Ze staan vaak zelf aan het roer! Zeker in onze Studio BRUIS-projecten, die zich met name richt op wooncomplexen met bewoners ouder dan 55 jaar, helpen we mensen vooral met het ‘zelf doen’. Hieruit ontstaan vaak clubjes rondom koken, wandelen of samen lezen.
In andere projecten werken we met onze methode Samen Verder. Deze helpt opbouwwerkers om stapsgewijs een wijkgerichte eenzaamheidscoalitie op te bouwen. We kijken daarin naar alle belangrijke spelers in de wijk, van imam tot aan de wijkverpleegkundige en de kapper. Een belangrijke rol is weggelegd voor ervaringsdeskundigen.

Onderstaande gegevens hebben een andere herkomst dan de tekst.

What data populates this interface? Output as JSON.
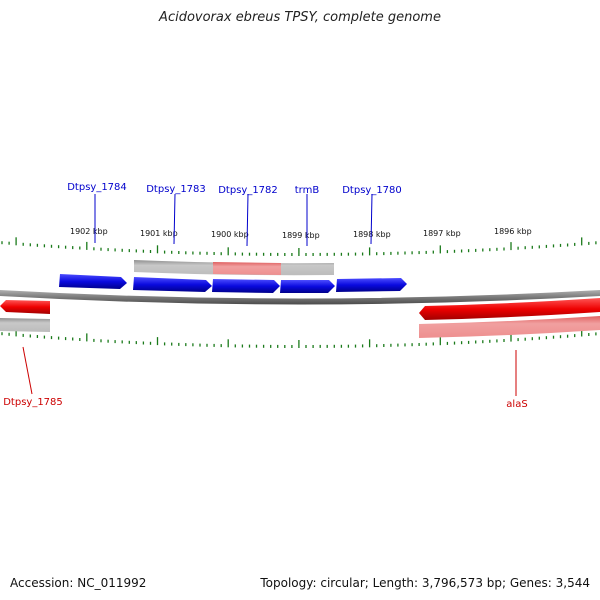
{
  "title": "Acidovorax ebreus TPSY, complete genome",
  "footer": {
    "accession": "Accession: NC_011992",
    "topology": "Topology: circular; Length: 3,796,573 bp; Genes: 3,544"
  },
  "scale_labels": [
    "1902 kbp",
    "1901 kbp",
    "1900 kbp",
    "1899 kbp",
    "1898 kbp",
    "1897 kbp",
    "1896 kbp"
  ],
  "gene_labels": {
    "forward": [
      "Dtpsy_1784",
      "Dtpsy_1783",
      "Dtpsy_1782",
      "trmB",
      "Dtpsy_1780"
    ],
    "reverse": [
      "Dtpsy_1785",
      "alaS"
    ]
  },
  "colors": {
    "forward_gene": "#0a0adf",
    "reverse_gene": "#ee0000",
    "label_forward": "#0000cc",
    "label_reverse": "#cc0000",
    "tick": "#1a7a1a",
    "backbone": "#808080"
  }
}
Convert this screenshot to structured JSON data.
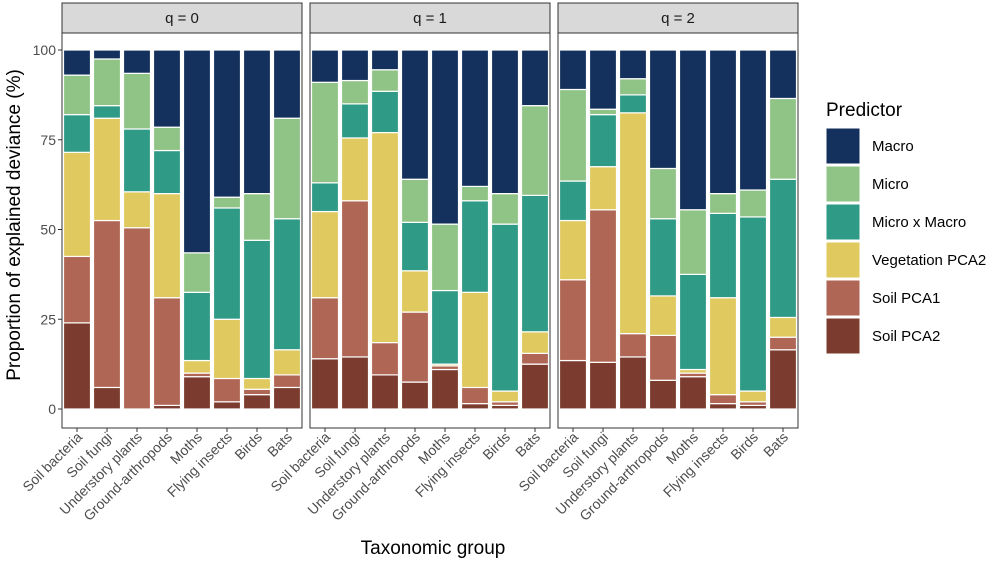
{
  "chart_data": {
    "type": "bar",
    "stacked": true,
    "xlabel": "Taxonomic group",
    "ylabel": "Proportion of explained deviance (%)",
    "ylim": [
      0,
      100
    ],
    "yticks": [
      0,
      25,
      50,
      75,
      100
    ],
    "grid": false,
    "legend": {
      "title": "Predictor",
      "position": "right"
    },
    "categories": [
      "Soil bacteria",
      "Soil fungi",
      "Understory plants",
      "Ground-arthropods",
      "Moths",
      "Flying insects",
      "Birds",
      "Bats"
    ],
    "series_order": [
      "Soil PCA2",
      "Soil PCA1",
      "Vegetation PCA2",
      "Micro x Macro",
      "Micro",
      "Macro"
    ],
    "legend_order": [
      "Macro",
      "Micro",
      "Micro x Macro",
      "Vegetation PCA2",
      "Soil PCA1",
      "Soil PCA2"
    ],
    "colors": {
      "Macro": "#13315c",
      "Micro": "#8fc486",
      "Micro x Macro": "#2f9a85",
      "Vegetation PCA2": "#e0c95e",
      "Soil PCA1": "#b06654",
      "Soil PCA2": "#7b3b2e"
    },
    "panels": [
      {
        "label": "q = 0",
        "series": [
          {
            "name": "Soil PCA2",
            "values": [
              24,
              6,
              0,
              1,
              9,
              2,
              4,
              6
            ]
          },
          {
            "name": "Soil PCA1",
            "values": [
              18.5,
              46.5,
              50.5,
              30,
              1,
              6.5,
              1.5,
              3.5
            ]
          },
          {
            "name": "Vegetation PCA2",
            "values": [
              29,
              28.5,
              10,
              29,
              3.5,
              16.5,
              3,
              7
            ]
          },
          {
            "name": "Micro x Macro",
            "values": [
              10.5,
              3.5,
              17.5,
              12,
              19,
              31,
              38.5,
              36.5
            ]
          },
          {
            "name": "Micro",
            "values": [
              11,
              13,
              15.5,
              6.5,
              11,
              3,
              13,
              28
            ]
          },
          {
            "name": "Macro",
            "values": [
              7,
              2.5,
              6.5,
              21.5,
              56.5,
              41,
              40,
              19
            ]
          }
        ]
      },
      {
        "label": "q = 1",
        "series": [
          {
            "name": "Soil PCA2",
            "values": [
              14,
              14.5,
              9.5,
              7.5,
              11,
              1.5,
              1,
              12.5
            ]
          },
          {
            "name": "Soil PCA1",
            "values": [
              17,
              43.5,
              9,
              19.5,
              1,
              4.5,
              1,
              3
            ]
          },
          {
            "name": "Vegetation PCA2",
            "values": [
              24,
              17.5,
              58.5,
              11.5,
              0.5,
              26.5,
              3,
              6
            ]
          },
          {
            "name": "Micro x Macro",
            "values": [
              8,
              9.5,
              11.5,
              13.5,
              20.5,
              25.5,
              46.5,
              38
            ]
          },
          {
            "name": "Micro",
            "values": [
              28,
              6.5,
              6,
              12,
              18.5,
              4,
              8.5,
              25
            ]
          },
          {
            "name": "Macro",
            "values": [
              9,
              8.5,
              5.5,
              36,
              48.5,
              38,
              40,
              15.5
            ]
          }
        ]
      },
      {
        "label": "q = 2",
        "series": [
          {
            "name": "Soil PCA2",
            "values": [
              13.5,
              13,
              14.5,
              8,
              9,
              1.5,
              1,
              16.5
            ]
          },
          {
            "name": "Soil PCA1",
            "values": [
              22.5,
              42.5,
              6.5,
              12.5,
              1,
              2.5,
              1,
              3.5
            ]
          },
          {
            "name": "Vegetation PCA2",
            "values": [
              16.5,
              12,
              61.5,
              11,
              1,
              27,
              3,
              5.5
            ]
          },
          {
            "name": "Micro x Macro",
            "values": [
              11,
              14.5,
              5,
              21.5,
              26.5,
              23.5,
              48.5,
              38.5
            ]
          },
          {
            "name": "Micro",
            "values": [
              25.5,
              1.5,
              4.5,
              14,
              18,
              5.5,
              7.5,
              22.5
            ]
          },
          {
            "name": "Macro",
            "values": [
              11,
              16.5,
              8,
              33,
              44.5,
              40,
              39,
              13.5
            ]
          }
        ]
      }
    ]
  }
}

Omdat zo’n coalitie zich vaak richt op eenzaamheid onder ouderen, is dit vaak een ouder iemand.
5. Jullie werken dus zowel van ‘onderop’ als vanuit de ‘systeemwereld’. Als jullie moeten kiezen tussen de twee, wat is er dan belangrijker?
Van onderop werken, zonder twijfel. Bewoners maken buurten en wijken, en dus de gemeenschap.
Een sterke gemeenschap heeft positieve invloed op tal van de doelen die we met beleid willen bereiken, zoals zelf- en samenredzaamheid, verminderde armoede en het ervaren van veiligheid. Investeren in gemeenschapsvorming die werkt ‘vanuit’ de buurt levert dus altijd wat op. Maar als je écht verandering wilt aanjagen zul je ook naar de systeemwereld moeten kijken.